Author: Gordon Platt

UNITED STATES


By Gordon Platt

150_Ben-Bernanke

Taking a new tack: Ben Bernanke, Fed chairman

Fed watchers around the world were surprised in August when the Federal Open Market Committee announced a decision to target the Federal Reserve’s balance sheet, rather than reserves or interest rates, as its key lever of monetary policy. In what some are calling QE2, or Quantitative Easing Lite, the FOMC voted to reinvest its maturing agency and mortgage-backed securities into treasuries to keep its balance sheet from shrinking. This means that the Fed has stopped looking for an exit strategy, at least for the time being, and is concerned about the slow pace of the economic recovery. The recycling of agency and MBS was the most significant aspect of the FOMC’s statement, although it repeated that it would keep interest rates low for an extended period.

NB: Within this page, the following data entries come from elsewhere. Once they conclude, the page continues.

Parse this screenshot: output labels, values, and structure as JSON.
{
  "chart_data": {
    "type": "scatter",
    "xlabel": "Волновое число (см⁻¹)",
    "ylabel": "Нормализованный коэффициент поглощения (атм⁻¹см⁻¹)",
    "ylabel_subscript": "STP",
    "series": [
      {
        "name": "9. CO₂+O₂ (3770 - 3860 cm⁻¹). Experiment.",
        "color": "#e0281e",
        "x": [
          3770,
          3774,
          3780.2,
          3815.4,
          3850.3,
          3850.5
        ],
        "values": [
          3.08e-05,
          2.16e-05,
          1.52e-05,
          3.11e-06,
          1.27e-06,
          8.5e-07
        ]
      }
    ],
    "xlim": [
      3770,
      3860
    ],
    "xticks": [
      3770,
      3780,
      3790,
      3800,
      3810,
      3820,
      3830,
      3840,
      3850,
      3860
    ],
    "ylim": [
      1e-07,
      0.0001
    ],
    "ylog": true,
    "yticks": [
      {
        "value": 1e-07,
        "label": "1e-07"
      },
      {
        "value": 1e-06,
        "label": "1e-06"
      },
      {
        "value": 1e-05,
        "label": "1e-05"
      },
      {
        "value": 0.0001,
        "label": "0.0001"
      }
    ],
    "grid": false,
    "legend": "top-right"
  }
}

The committee’s decision to target the Fed’s balance sheet is as important as the decision by the “Volcker Fed” on October 6, 1979, to target reserves, says Dennis Gartman, editor and publisher of “The Gartman Letter” advisory service. In what became known as “The Saturday Night Massacre,” then-chairman Paul Volcker announced a change in Fed policy that sent interest rates soaring. Volcker said the Fed would allow the funds rate to seek its own level to stamp out inflationary pressures.

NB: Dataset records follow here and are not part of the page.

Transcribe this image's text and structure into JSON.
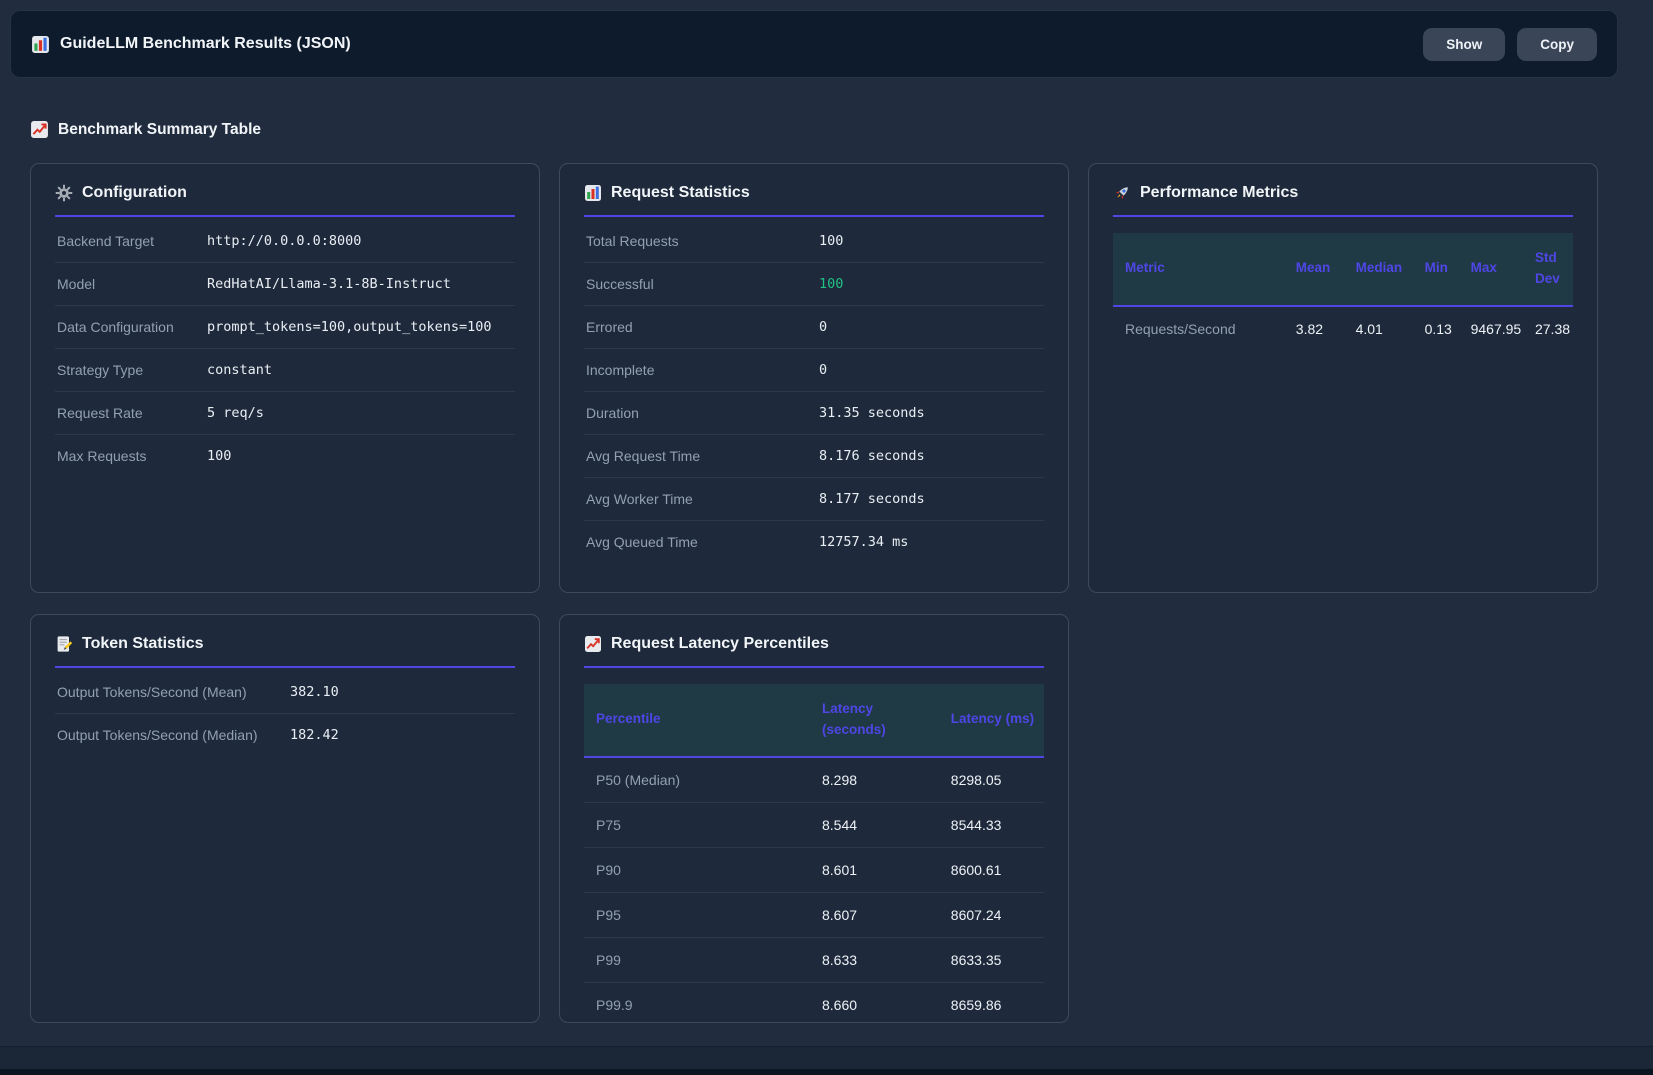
{
  "header": {
    "icon": "bar-chart-icon",
    "title": "GuideLLM Benchmark Results (JSON)",
    "show_button": "Show",
    "copy_button": "Copy"
  },
  "section": {
    "icon": "chart-increasing-icon",
    "title": "Benchmark Summary Table"
  },
  "cards": {
    "configuration": {
      "icon": "gear-icon",
      "title": "Configuration",
      "rows": [
        {
          "label": "Backend Target",
          "value": "http://0.0.0.0:8000"
        },
        {
          "label": "Model",
          "value": "RedHatAI/Llama-3.1-8B-Instruct"
        },
        {
          "label": "Data Configuration",
          "value": "prompt_tokens=100,output_tokens=100"
        },
        {
          "label": "Strategy Type",
          "value": "constant"
        },
        {
          "label": "Request Rate",
          "value": "5 req/s"
        },
        {
          "label": "Max Requests",
          "value": "100"
        }
      ]
    },
    "request_statistics": {
      "icon": "bar-chart-icon",
      "title": "Request Statistics",
      "rows": [
        {
          "label": "Total Requests",
          "value": "100"
        },
        {
          "label": "Successful",
          "value": "100",
          "color": "success"
        },
        {
          "label": "Errored",
          "value": "0"
        },
        {
          "label": "Incomplete",
          "value": "0"
        },
        {
          "label": "Duration",
          "value": "31.35 seconds"
        },
        {
          "label": "Avg Request Time",
          "value": "8.176 seconds"
        },
        {
          "label": "Avg Worker Time",
          "value": "8.177 seconds"
        },
        {
          "label": "Avg Queued Time",
          "value": "12757.34 ms"
        }
      ]
    },
    "performance_metrics": {
      "icon": "rocket-icon",
      "title": "Performance Metrics",
      "table": {
        "headers": [
          "Metric",
          "Mean",
          "Median",
          "Min",
          "Max",
          "Std Dev"
        ],
        "rows": [
          [
            "Requests/Second",
            "3.82",
            "4.01",
            "0.13",
            "9467.95",
            "27.38"
          ]
        ]
      }
    },
    "token_statistics": {
      "icon": "memo-icon",
      "title": "Token Statistics",
      "rows": [
        {
          "label": "Output Tokens/Second (Mean)",
          "value": "382.10"
        },
        {
          "label": "Output Tokens/Second (Median)",
          "value": "182.42"
        }
      ]
    },
    "latency_percentiles": {
      "icon": "chart-increasing-icon",
      "title": "Request Latency Percentiles",
      "table": {
        "headers": [
          "Percentile",
          "Latency (seconds)",
          "Latency (ms)"
        ],
        "rows": [
          [
            "P50 (Median)",
            "8.298",
            "8298.05"
          ],
          [
            "P75",
            "8.544",
            "8544.33"
          ],
          [
            "P90",
            "8.601",
            "8600.61"
          ],
          [
            "P95",
            "8.607",
            "8607.24"
          ],
          [
            "P99",
            "8.633",
            "8633.35"
          ],
          [
            "P99.9",
            "8.660",
            "8659.86"
          ]
        ]
      }
    }
  },
  "colors": {
    "accent": "#4f46e5",
    "success": "#21c186",
    "table_header_bg": "#1f3a44"
  }
}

The current FOMC has chosen to make its operational activities clearer and easier to understand, Gartman says. “Simply put, we will know without equivocation, in the months and years ahead, what the Fed is doing by keeping hard track of its portfolio,” he says. “Should the Fed’s balance sheet tip upward in the future, then we shall know without debate that it has eased; if its balance sheet has fallen, we shall know that it has tightened policy. There can be no debate henceforth.”

If the Fed allows its balance sheet to shrink at the same time that fiscal policy is tightening, it could risk repeating its mistake of 1937, when it raised reserve requirements and the discount rate, pushing the economy back into the Depression.